А на следующий день началось! Вряд ли Гозман и его помощники заранее представляли во что это выльется. Видимо они считали, что все пройдет как обычно и проходило: малолетние шовинисты будут строго наказаны под одобрительный рев «прогрессивной общественности». Ривкин своим присутствием на допросах поломал им весь замысел. А ведь он не просто присутствовал. Он не давал этому светилу либеральной мысли ни запутать детей, ни загнать их в ловушку. Не меньше Ривкина, мешали и присутствующие при допросах представители «Русского Инвалида» и «Российского военного обозрения». Прогнать их никто не имел права, ибо они были официально аккредитованы. Естественно, что живое участие приняла в защите «преступников» и Татьяна Сергеевна Алексеева. Ее никто не сюда не направлял. Тем не менее, удалить ее у Гозмана не вышло. За коллегу по журналисткому цеху вступились военные корреспонденты. Но это еще были цветочки. Ягодки произросли на Невском проспекте. В один прекрасный день, состоялось шествие ветеранов Дикой дивизии. Это уже было совсем серьезно. Дикая дивизия считалась элитным соединением, так же как и во Франции Иностранный Легион. Ее бойцы принимали участие во всех миротворческих миссиях за пределами Российской Империи. Несколько сотен ветеранов прошлись по Невскому до Дворцовой площади, неся эмблемы частей своего славного соединения, государственные флаги и плакат с надписью: «Для врагов мы были РУССКИМИ!» Кто-то пришел на шествие, будучи одетым в форму своего полка. Другие были одеты в строгие костюмы. И у половины пришедших на груди был либо «Орел», либо «Джигит». Дойдя до Дворцовой площади, они вручили вышедшему к ним дворцовому коменданту верноподаннейшую петицию на имя Государя.

— Вы хоть понимаете, что вы натворили? — орал взбешенный «общественник», — еще немного и эта тупая военщина совсем распояшется!

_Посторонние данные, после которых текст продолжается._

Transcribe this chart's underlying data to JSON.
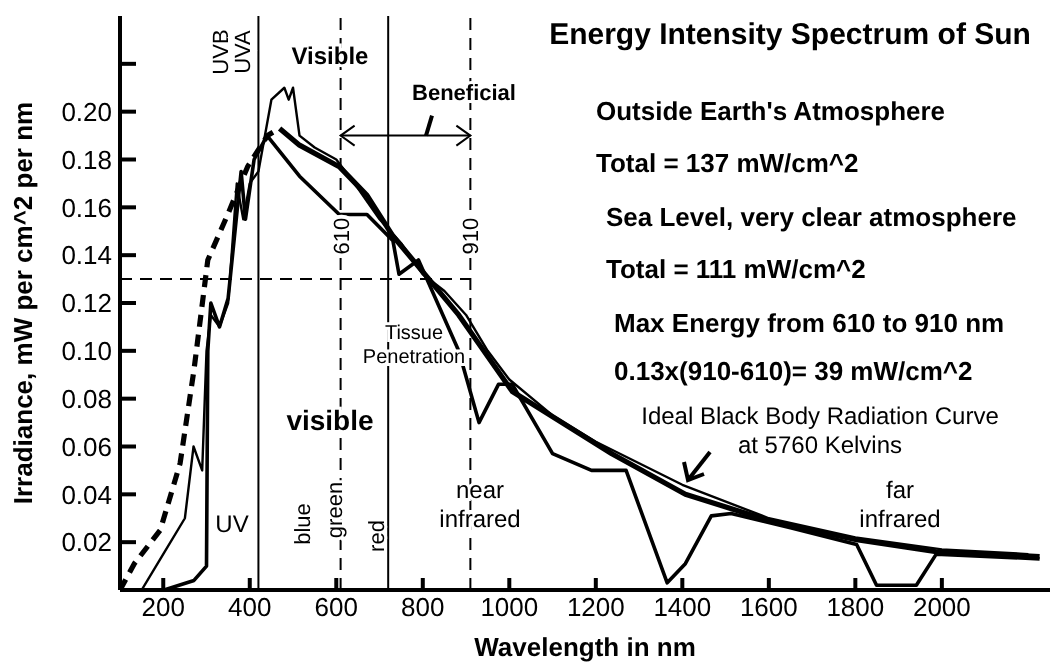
{
  "chart_data": {
    "type": "line",
    "title": "Energy Intensity Spectrum of Sun",
    "xlabel": "Wavelength in nm",
    "ylabel": "Irradiance, mW per cm^2 per nm",
    "xlim": [
      100,
      2250
    ],
    "xticks": [
      200,
      400,
      600,
      800,
      1000,
      1200,
      1400,
      1600,
      1800,
      2000
    ],
    "ylim": [
      0,
      0.24
    ],
    "yticks": [
      0.02,
      0.04,
      0.06,
      0.08,
      {
        "value": 0.1,
        "label": "0.10"
      },
      0.12,
      0.14,
      0.16,
      0.18,
      {
        "value": 0.2,
        "label": "0.20"
      },
      {
        "value": 0.22,
        "label": null
      }
    ],
    "series": [
      {
        "color": "#000000",
        "line_style": "dashed",
        "x": [
          100,
          133,
          193,
          239,
          271,
          303,
          349,
          395,
          441,
          469
        ],
        "values": [
          0,
          0.011,
          0.025,
          0.053,
          0.092,
          0.138,
          0.157,
          0.177,
          0.19,
          0.193
        ]
      },
      {
        "color": "#000000",
        "x": [
          469,
          515,
          607,
          671,
          731,
          791,
          883,
          1007,
          1237,
          1407,
          1619,
          1803,
          1987,
          2226
        ],
        "values": [
          0.193,
          0.186,
          0.177,
          0.165,
          0.148,
          0.135,
          0.115,
          0.083,
          0.057,
          0.04,
          0.028,
          0.021,
          0.016,
          0.014
        ]
      },
      {
        "color": "#000000",
        "x": [
          150,
          200,
          250,
          270,
          290,
          300,
          310,
          330,
          350,
          370,
          385,
          400,
          420,
          450,
          480,
          490,
          500,
          515,
          550,
          600,
          650,
          700,
          750,
          800,
          850,
          900,
          950,
          1000,
          1100,
          1200,
          1300,
          1400,
          1600,
          1800,
          2000,
          2200
        ],
        "values": [
          0,
          0.015,
          0.03,
          0.06,
          0.05,
          0.1,
          0.115,
          0.11,
          0.12,
          0.17,
          0.155,
          0.17,
          0.175,
          0.205,
          0.21,
          0.205,
          0.21,
          0.19,
          0.185,
          0.18,
          0.168,
          0.155,
          0.145,
          0.132,
          0.125,
          0.115,
          0.1,
          0.088,
          0.073,
          0.062,
          0.053,
          0.044,
          0.03,
          0.022,
          0.017,
          0.015
        ]
      },
      {
        "color": "#000000",
        "x": [
          202,
          271,
          300,
          303,
          310,
          330,
          350,
          380,
          390,
          410,
          440,
          515,
          607,
          671,
          731,
          745,
          790,
          883,
          930,
          975,
          1007,
          1100,
          1190,
          1270,
          1365,
          1407,
          1467,
          1513,
          1650,
          1803,
          1849,
          1941,
          1987,
          2226
        ],
        "values": [
          0,
          0.004,
          0.01,
          0.1,
          0.12,
          0.11,
          0.122,
          0.175,
          0.155,
          0.18,
          0.19,
          0.173,
          0.157,
          0.157,
          0.146,
          0.132,
          0.138,
          0.1,
          0.07,
          0.086,
          0.086,
          0.057,
          0.05,
          0.05,
          0.003,
          0.011,
          0.031,
          0.032,
          0.026,
          0.019,
          0.002,
          0.002,
          0.015,
          0.013
        ]
      }
    ],
    "ref_lines": [
      {
        "axis": "x",
        "value": 420,
        "label": null,
        "color": "#000000",
        "line_style": "solid"
      },
      {
        "axis": "x",
        "value": 720,
        "label": null,
        "color": "#000000",
        "line_style": "solid"
      },
      {
        "axis": "x",
        "value": 610,
        "label": "610",
        "color": "#000000",
        "line_style": "dashed"
      },
      {
        "axis": "x",
        "value": 910,
        "label": "910",
        "color": "#000000",
        "line_style": "dashed"
      },
      {
        "axis": "y",
        "value": 0.13,
        "label": null,
        "color": "#000000",
        "line_style": "dashed"
      }
    ],
    "annotations": [
      "UVB",
      "UVA",
      "Visible",
      "Beneficial",
      "Tissue Penetration",
      "visible",
      "UV",
      "blue",
      "green",
      "red",
      "near infrared",
      "far infrared",
      "Ideal Black Body Radiation Curve at 5760 Kelvins",
      "Outside Earth's Atmosphere",
      "Total =  137 mW/cm^2",
      "Sea Level, very clear atmosphere",
      "Total =  111 mW/cm^2",
      "Max Energy from 610 to 910 nm",
      "0.13x(910-610)= 39 mW/cm^2"
    ]
  }
}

— Вы Леонид Саулович умерили бы свой пыл, — пытался урезонить разошедшегося ни на шутку «общественного контролера» капитан-лейтенант запаса Вайншток, корреспондент «Обозрения».

— Это вы напрягите свои тупые военные мозги! Сегодня вы потакаете тупому быдлу, а завтра оно вспомнит не ваши побрякушки, а каких вы кровей!

Было видно, каких трудов стоило Вайнштоку, в прошлом блестящему минному офицеру эскадренного тральщика, отличившегося к тому же при разминировании территориальных вод в Эритрее, сдержаться и не ответить на хамский выкрик.

— Я считаю, Леонид Саулович, что вы должны вести себя прилично, — вмешалась в разговор Татьяна Сергеевна, — а еще я думаю, что лучше бы вам снять свои претензии к этим детям.

От дальнейшей ругани Гозман удержался лишь потому, что понял: еще немного и его начнут бить все присутствующие в этом кабинете. Включая женщин и детей.